Accepted Prefixes Are Not All You Need: A Negative Result on PEFT-Based Block-Diffusion Drafting
Abstract
Speculative decoding accelerates autoregressive language model inference by using a cheap drafter to propose multiple future tokens and a target model to verify them.
A common design goal is therefore to improve draft quality while reducing auxiliary parameters and systems overhead.
We study a negative result for this direction through PEFT-BD, a same-backbone speculative decoding method in which a LoRA-like adapter acts as a block-diffusion drafter for an autoregressive verifier.
PEFT-BD is motivated by several attractive properties: it avoids tokenizer mismatch, avoids loading a separate draft model, adds only a small number of trainable parameters, and uses a BD3LM-style denoising objective to propose a block of tokens in parallel.

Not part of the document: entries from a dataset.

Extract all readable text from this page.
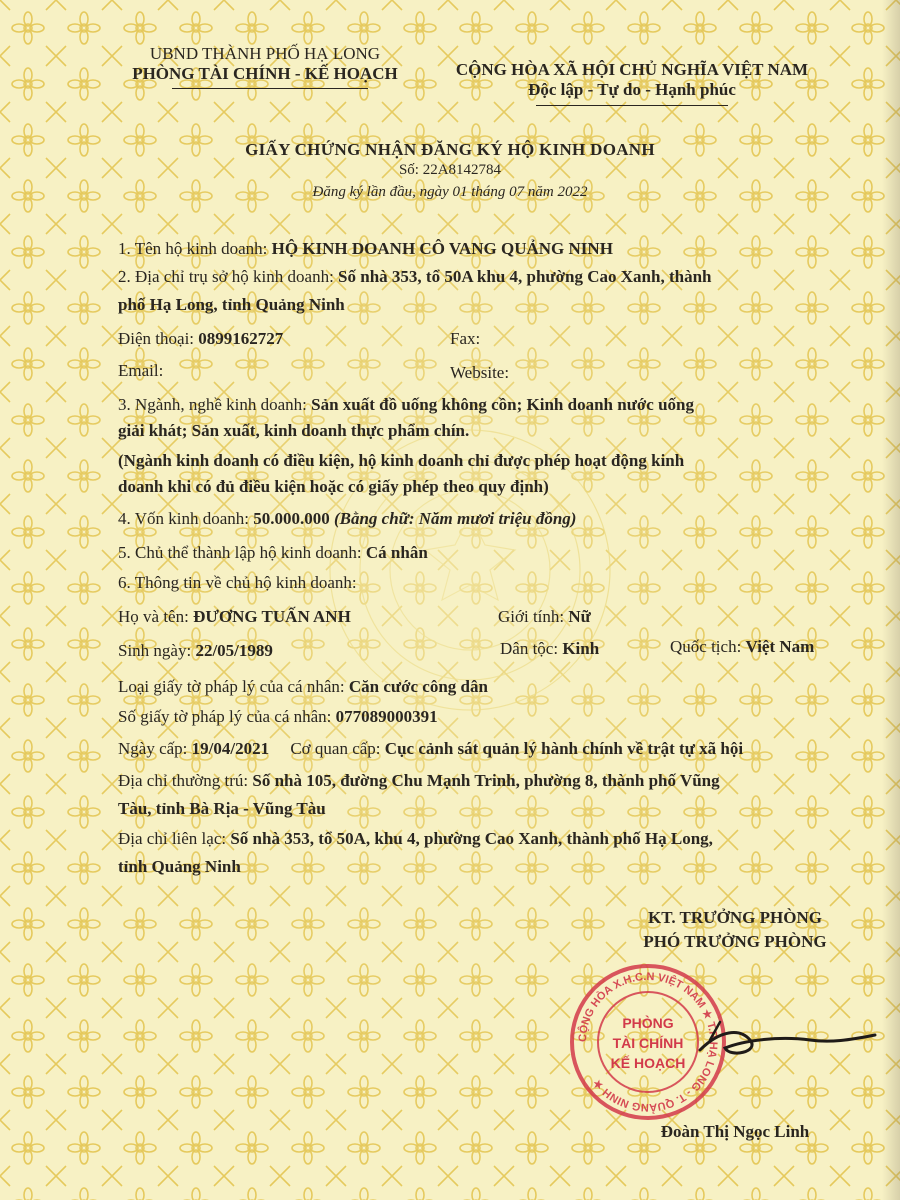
UBND THÀNH PHỐ HẠ LONG
PHÒNG TÀI CHÍNH - KẾ HOẠCH	CỘNG HÒA XÃ HỘI CHỦ NGHĨA VIỆT NAM
Độc lập - Tự do - Hạnh phúc
GIẤY CHỨNG NHẬN ĐĂNG KÝ HỘ KINH DOANH
Số: 22A8142784
Đăng ký lần đầu, ngày 01 tháng 07 năm 2022
1. Tên hộ kinh doanh: HỘ KINH DOANH CÔ VANG QUẢNG NINH
2. Địa chỉ trụ sở hộ kinh doanh: Số nhà 353, tổ 50A khu 4, phường Cao Xanh, thành
phố Hạ Long, tỉnh Quảng Ninh
Điện thoại: 0899162727	Fax:
Email:	Website:
3. Ngành, nghề kinh doanh: Sản xuất đồ uống không cồn; Kinh doanh nước uống
giải khát; Sản xuất, kinh doanh thực phẩm chín.
(Ngành kinh doanh có điều kiện, hộ kinh doanh chỉ được phép hoạt động kinh
doanh khi có đủ điều kiện hoặc có giấy phép theo quy định)
4. Vốn kinh doanh: 50.000.000 (Bằng chữ: Năm mươi triệu đồng)
5. Chủ thể thành lập hộ kinh doanh: Cá nhân
6. Thông tin về chủ hộ kinh doanh:
Họ và tên: ĐƯƠNG TUẤN ANH	Giới tính: Nữ
Sinh ngày: 22/05/1989	Dân tộc: Kinh	Quốc tịch: Việt Nam
Loại giấy tờ pháp lý của cá nhân: Căn cước công dân
Số giấy tờ pháp lý của cá nhân: 077089000391
Ngày cấp: 19/04/2021 Cơ quan cấp: Cục cảnh sát quản lý hành chính về trật tự xã hội
Địa chỉ thường trú: Số nhà 105, đường Chu Mạnh Trinh, phường 8, thành phố Vũng
Tàu, tỉnh Bà Rịa - Vũng Tàu
Địa chỉ liên lạc: Số nhà 353, tổ 50A, khu 4, phường Cao Xanh, thành phố Hạ Long,
tỉnh Quảng Ninh
KT. TRƯỞNG PHÒNG
PHÓ TRƯỞNG PHÒNG
CỘNG HÒA X.H.C.N VIỆT NAM ★ T.P HẠ LONG - T. QUẢNG NINH ★
PHÒNG
TÀI CHÍNH
KẾ HOẠCH
Đoàn Thị Ngọc Linh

Despite these advantages, PEFT-BD does not yield a practical speedup in our Qwen3-0.6B experiments.
Although the method obtains nontrivial accepted prefixes, profiling shows that each speculative step requires an adapter-enabled full-backbone draft pass followed by an adapter-disabled full-backbone verification pass.
Thus, the drafter is parameter-efficient but not compute-efficient.
Our results isolate a simple but important condition for successful speculative decoding: the drafter must be substantially cheaper to execute than the verifier.
Longer accepted prefixes alone cannot compensate when draft computation remains verifier-scale.